Get over it, it's not like he is cheating...all men watch porn. Just live with it and stop pushing him away from you or he will find another female who will let him come over and watch it peacefully. Would you rather he did that?



If you let him watch his porn peacefully, there will be no reason to snoop. Maybe you can even let yourself go and watch a few with him...you might like it if you just relax. JEEZZZZZ!
anonymous
2008-12-05 13:55:14 UTC
thats pre nasty

i completely agree with you

if you feel like you cant trust him the natural response is to snoop

and finding that sh*# only confirms your suspicion

he lied to you

so what are you going to do about it?

he could be addicted, in which case he needs therapy

let him know if he doesnt stop you cant be with him (im assuming)

i would have done the exact same thing



best answer?
rr12d
2008-12-05 13:54:16 UTC
lmao, because he sucks at finding good porn and that stuff comes up as pop ups on crap porn sites.

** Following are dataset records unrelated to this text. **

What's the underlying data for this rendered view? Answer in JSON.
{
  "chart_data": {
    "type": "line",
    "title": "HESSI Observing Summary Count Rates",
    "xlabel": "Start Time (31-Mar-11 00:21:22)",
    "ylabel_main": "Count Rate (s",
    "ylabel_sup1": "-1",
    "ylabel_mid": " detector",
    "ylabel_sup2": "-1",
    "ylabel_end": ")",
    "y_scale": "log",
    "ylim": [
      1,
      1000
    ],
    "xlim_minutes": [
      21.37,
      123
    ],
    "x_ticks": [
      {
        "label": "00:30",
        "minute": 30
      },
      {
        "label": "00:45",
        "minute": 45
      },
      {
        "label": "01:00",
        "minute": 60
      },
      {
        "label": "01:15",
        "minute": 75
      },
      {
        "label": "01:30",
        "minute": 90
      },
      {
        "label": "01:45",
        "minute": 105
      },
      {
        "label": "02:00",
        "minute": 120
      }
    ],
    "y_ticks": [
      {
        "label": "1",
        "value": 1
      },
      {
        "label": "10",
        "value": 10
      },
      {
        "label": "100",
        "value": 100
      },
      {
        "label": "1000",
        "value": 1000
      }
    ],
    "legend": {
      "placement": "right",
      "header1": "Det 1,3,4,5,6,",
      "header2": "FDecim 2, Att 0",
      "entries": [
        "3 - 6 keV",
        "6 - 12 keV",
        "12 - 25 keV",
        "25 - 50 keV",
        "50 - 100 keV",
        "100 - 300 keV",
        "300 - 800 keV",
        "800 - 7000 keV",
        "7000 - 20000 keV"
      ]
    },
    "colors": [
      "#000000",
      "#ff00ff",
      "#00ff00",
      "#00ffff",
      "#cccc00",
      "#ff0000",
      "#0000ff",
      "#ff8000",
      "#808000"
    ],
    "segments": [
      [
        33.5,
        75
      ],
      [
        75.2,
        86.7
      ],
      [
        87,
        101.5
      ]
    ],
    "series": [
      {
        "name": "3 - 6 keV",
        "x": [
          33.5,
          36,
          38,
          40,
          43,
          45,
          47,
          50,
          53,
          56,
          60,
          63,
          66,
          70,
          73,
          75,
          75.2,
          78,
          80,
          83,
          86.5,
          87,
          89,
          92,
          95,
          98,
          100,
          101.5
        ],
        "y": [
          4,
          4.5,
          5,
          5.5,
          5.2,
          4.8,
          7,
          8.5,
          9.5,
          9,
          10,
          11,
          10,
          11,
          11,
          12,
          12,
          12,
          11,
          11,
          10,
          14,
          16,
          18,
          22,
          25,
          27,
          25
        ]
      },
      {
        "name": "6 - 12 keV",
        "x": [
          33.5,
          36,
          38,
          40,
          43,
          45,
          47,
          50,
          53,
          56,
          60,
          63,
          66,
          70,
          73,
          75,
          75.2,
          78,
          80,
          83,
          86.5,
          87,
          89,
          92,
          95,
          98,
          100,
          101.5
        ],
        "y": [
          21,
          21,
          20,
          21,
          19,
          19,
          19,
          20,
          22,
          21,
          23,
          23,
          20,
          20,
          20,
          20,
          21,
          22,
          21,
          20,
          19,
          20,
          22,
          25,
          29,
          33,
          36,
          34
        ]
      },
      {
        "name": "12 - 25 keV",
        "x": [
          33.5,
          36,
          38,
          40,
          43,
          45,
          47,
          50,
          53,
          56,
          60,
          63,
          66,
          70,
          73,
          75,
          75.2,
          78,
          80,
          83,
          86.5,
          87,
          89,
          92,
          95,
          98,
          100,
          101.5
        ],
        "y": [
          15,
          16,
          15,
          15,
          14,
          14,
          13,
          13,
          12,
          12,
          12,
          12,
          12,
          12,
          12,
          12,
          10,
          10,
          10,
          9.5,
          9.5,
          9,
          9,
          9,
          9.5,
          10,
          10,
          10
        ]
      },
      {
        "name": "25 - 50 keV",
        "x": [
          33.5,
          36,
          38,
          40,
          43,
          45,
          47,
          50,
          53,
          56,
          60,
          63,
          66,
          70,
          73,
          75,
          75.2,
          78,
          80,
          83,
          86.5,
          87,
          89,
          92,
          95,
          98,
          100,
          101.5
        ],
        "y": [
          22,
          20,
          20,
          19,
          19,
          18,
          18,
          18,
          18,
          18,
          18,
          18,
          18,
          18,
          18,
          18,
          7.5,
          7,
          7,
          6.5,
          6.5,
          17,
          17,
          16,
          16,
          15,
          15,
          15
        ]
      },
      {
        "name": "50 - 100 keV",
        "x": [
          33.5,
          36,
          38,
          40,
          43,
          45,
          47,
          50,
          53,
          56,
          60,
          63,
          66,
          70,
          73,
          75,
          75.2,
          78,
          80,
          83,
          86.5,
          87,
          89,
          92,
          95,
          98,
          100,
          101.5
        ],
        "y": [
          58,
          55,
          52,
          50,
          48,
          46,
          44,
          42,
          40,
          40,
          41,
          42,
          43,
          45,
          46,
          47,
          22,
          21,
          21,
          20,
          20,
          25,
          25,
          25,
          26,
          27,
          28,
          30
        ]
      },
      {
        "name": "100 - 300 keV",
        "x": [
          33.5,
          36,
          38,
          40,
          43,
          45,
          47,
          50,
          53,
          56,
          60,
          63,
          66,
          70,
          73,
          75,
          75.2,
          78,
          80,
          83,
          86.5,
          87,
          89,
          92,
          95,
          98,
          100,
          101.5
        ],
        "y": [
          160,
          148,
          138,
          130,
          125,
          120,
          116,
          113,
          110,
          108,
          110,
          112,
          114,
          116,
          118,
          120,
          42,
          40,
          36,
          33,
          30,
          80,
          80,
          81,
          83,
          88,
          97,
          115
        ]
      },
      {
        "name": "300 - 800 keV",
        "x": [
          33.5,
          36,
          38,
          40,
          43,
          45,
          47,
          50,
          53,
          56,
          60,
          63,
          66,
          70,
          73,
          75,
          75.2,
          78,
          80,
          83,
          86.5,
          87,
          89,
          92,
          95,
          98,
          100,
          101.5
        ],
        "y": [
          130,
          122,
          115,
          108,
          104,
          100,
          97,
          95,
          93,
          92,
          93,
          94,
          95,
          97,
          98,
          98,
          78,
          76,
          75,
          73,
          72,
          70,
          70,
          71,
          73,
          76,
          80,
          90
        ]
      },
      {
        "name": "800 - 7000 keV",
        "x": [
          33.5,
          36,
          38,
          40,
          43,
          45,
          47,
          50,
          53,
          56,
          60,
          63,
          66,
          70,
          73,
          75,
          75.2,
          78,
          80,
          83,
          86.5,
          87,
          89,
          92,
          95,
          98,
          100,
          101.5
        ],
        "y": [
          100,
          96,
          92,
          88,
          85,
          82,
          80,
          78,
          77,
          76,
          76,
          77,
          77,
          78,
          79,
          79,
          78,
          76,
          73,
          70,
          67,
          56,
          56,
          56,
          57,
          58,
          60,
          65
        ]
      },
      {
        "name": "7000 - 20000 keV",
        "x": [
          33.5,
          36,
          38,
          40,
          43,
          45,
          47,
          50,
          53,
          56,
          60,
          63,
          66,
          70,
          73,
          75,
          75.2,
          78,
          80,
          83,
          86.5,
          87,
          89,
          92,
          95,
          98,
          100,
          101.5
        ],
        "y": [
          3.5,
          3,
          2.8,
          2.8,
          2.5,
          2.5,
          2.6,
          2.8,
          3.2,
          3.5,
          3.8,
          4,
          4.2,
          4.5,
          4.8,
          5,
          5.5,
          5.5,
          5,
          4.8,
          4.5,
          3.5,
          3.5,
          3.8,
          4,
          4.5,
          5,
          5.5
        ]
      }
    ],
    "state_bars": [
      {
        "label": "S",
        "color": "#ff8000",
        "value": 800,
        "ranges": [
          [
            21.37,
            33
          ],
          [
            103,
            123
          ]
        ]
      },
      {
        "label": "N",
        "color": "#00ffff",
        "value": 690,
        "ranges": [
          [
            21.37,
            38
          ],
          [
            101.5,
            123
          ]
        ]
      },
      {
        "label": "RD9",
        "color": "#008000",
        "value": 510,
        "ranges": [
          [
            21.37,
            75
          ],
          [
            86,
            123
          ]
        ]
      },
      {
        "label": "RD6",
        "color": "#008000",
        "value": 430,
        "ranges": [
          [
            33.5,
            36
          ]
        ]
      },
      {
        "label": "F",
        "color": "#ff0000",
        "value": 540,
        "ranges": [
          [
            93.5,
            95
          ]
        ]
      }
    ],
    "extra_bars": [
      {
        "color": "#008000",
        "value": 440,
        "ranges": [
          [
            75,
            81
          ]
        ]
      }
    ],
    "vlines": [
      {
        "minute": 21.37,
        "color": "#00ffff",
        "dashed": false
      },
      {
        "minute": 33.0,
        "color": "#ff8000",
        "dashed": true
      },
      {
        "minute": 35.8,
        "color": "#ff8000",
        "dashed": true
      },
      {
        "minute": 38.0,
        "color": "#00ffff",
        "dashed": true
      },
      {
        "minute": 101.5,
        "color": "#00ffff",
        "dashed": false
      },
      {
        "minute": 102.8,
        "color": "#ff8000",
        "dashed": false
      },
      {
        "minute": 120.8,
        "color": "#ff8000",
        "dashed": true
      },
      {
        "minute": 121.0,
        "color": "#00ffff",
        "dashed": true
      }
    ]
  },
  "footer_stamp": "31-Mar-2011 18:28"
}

Either that or he's really into it, if you see hot white tan lesbian model looking girls then thats normal and he probably got pop ups of midget sex.
anonymous
2008-12-05 13:56:31 UTC
He was probably just bored...:/ but a lot of people, believe it or not, get addicted to such sites.
80sGoodGirl
2008-12-05 13:57:01 UTC
Bottom line is that there are trust issues in your marriage.
Hello!
2008-12-05 13:52:51 UTC
Well maybe it's partially your fault for not having a healthy sex life, but if I was you I would just tell him exactly how you feel about the issue without totally freaking out. Just ask him why he does it and why he broke his promise. It shouldn't be too hard, and if he freaks out then screw him.
princess leah
2008-12-05 14:00:28 UTC
i think most men like it, better you accept that he does this and join him/use it to initiate sex =better than him doing it alone?
єναη αη∂ ℓуяα'ѕ мσм
2008-12-05 13:53:19 UTC
I caught my husband once 2 years ago, right after we got married. I was really pissed off and told him he couldn't do it anymore. I check every now and then to make sure he's not...You should trust, but validate, so don't feel bad about it.

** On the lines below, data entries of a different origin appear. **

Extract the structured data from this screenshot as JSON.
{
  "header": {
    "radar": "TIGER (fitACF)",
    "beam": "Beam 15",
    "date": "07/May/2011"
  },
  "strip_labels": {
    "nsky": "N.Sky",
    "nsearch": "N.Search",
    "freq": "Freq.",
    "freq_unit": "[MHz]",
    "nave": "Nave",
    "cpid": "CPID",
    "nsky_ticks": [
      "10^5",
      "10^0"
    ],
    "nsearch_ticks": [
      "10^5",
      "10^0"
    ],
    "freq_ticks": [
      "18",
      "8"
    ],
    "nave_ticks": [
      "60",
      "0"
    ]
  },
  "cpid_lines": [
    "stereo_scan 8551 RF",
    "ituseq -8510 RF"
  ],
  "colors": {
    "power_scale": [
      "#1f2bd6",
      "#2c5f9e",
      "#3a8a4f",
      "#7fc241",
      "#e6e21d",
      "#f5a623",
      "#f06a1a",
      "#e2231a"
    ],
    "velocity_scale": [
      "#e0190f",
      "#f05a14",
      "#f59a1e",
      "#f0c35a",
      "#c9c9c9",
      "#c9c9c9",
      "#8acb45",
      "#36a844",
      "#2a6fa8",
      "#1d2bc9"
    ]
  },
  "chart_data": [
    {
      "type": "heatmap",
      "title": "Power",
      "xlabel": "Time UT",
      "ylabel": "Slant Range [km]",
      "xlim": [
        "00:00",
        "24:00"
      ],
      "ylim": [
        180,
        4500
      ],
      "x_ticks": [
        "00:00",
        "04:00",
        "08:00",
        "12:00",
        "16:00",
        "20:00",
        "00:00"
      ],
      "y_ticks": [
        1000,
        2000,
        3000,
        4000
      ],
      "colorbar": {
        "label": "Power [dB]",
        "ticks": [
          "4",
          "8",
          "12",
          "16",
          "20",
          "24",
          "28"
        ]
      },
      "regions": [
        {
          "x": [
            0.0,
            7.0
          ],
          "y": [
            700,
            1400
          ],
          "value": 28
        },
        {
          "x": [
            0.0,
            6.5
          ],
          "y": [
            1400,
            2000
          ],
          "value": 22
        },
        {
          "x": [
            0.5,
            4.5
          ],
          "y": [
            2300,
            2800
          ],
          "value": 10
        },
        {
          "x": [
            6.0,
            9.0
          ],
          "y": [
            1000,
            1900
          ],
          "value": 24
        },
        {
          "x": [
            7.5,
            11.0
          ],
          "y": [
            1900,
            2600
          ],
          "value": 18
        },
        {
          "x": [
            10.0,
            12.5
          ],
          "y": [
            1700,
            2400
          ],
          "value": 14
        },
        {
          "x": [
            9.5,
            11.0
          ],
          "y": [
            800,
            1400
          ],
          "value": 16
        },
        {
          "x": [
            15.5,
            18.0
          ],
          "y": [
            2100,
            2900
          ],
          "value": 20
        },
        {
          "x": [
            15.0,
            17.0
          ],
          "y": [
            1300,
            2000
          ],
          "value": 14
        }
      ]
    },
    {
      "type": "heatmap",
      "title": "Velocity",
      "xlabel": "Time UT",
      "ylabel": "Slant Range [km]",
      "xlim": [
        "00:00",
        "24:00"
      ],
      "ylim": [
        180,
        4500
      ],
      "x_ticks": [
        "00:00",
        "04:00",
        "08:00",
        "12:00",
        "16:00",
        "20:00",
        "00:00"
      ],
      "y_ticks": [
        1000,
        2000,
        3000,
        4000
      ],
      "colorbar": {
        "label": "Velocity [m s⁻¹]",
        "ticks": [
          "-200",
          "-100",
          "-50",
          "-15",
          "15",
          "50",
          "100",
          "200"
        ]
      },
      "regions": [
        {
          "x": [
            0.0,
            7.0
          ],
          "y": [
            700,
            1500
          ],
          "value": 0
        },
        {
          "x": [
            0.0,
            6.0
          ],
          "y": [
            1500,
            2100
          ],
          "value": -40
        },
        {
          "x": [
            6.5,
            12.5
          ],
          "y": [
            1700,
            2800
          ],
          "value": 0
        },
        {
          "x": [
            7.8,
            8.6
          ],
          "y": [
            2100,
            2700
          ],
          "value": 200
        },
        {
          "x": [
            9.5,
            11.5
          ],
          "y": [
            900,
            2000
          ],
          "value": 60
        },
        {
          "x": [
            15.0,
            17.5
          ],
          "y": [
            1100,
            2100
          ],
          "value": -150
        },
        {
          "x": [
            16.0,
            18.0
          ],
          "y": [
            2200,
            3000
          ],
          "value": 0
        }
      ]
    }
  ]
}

However, that is really very weird, and you should definitely confront him about it.
abizzell4hire
2008-12-05 13:54:40 UTC
Maybe it's what really turns him on, but you're too self righteous to care!
Im just answering your question!
2008-12-05 17:08:49 UTC
goes to show the more you nag at him about it the worse he will get.
Shadow
2008-12-05 13:54:24 UTC
Hey, variety is the spice of life, right?
?
2008-12-05 13:54:07 UTC
you cant stop someone from looking at porn. dont you know that? he's a healthy male. you'd better accept that he's only looking at porn. there are alot worse things he could be doing. talk about mature. geez.
anonymous
2008-12-05 13:53:40 UTC
A lot of men like porn (some women like it too), I will never understand why so many women get so worked up about it, it has nothing to do with you.
dwaynedunaway
2008-12-05 13:59:25 UTC
he would love to see you with a black man. common fantasy with men and women. talk to him about it.
anonymous
2008-12-05 14:03:40 UTC
Porn is sexy. Yup.
john
2008-12-05 13:54:35 UTC
A little odd, although, why does this stuff even exist? online!
anonymous
2008-12-05 13:54:08 UTC
There is no such thing as "snooping" when you are married......you can go through ANYTHING you want.....same with your husband.......
Ma S
2008-12-05 13:53:45 UTC
so are you going to leave him or what? i mean what can you do he's already gone to the sites uuummm take away the computer?
anonymous
2008-12-05 13:52:48 UTC
i don't know why anyone would want to look at that, ask him
anonymous
2008-12-05 13:54:12 UTC
all guys look at porn. don't be a nag about it.
anonymous
2008-12-05 13:52:01 UTC
"Don't judge me when I do something wrong! Judge HIM!"
anonymous
2008-12-05 13:55:43 UTC
maybe because its better to look at than you.
Snowflake
2008-12-05 13:52:49 UTC
what's wrong with watching porn?!?!?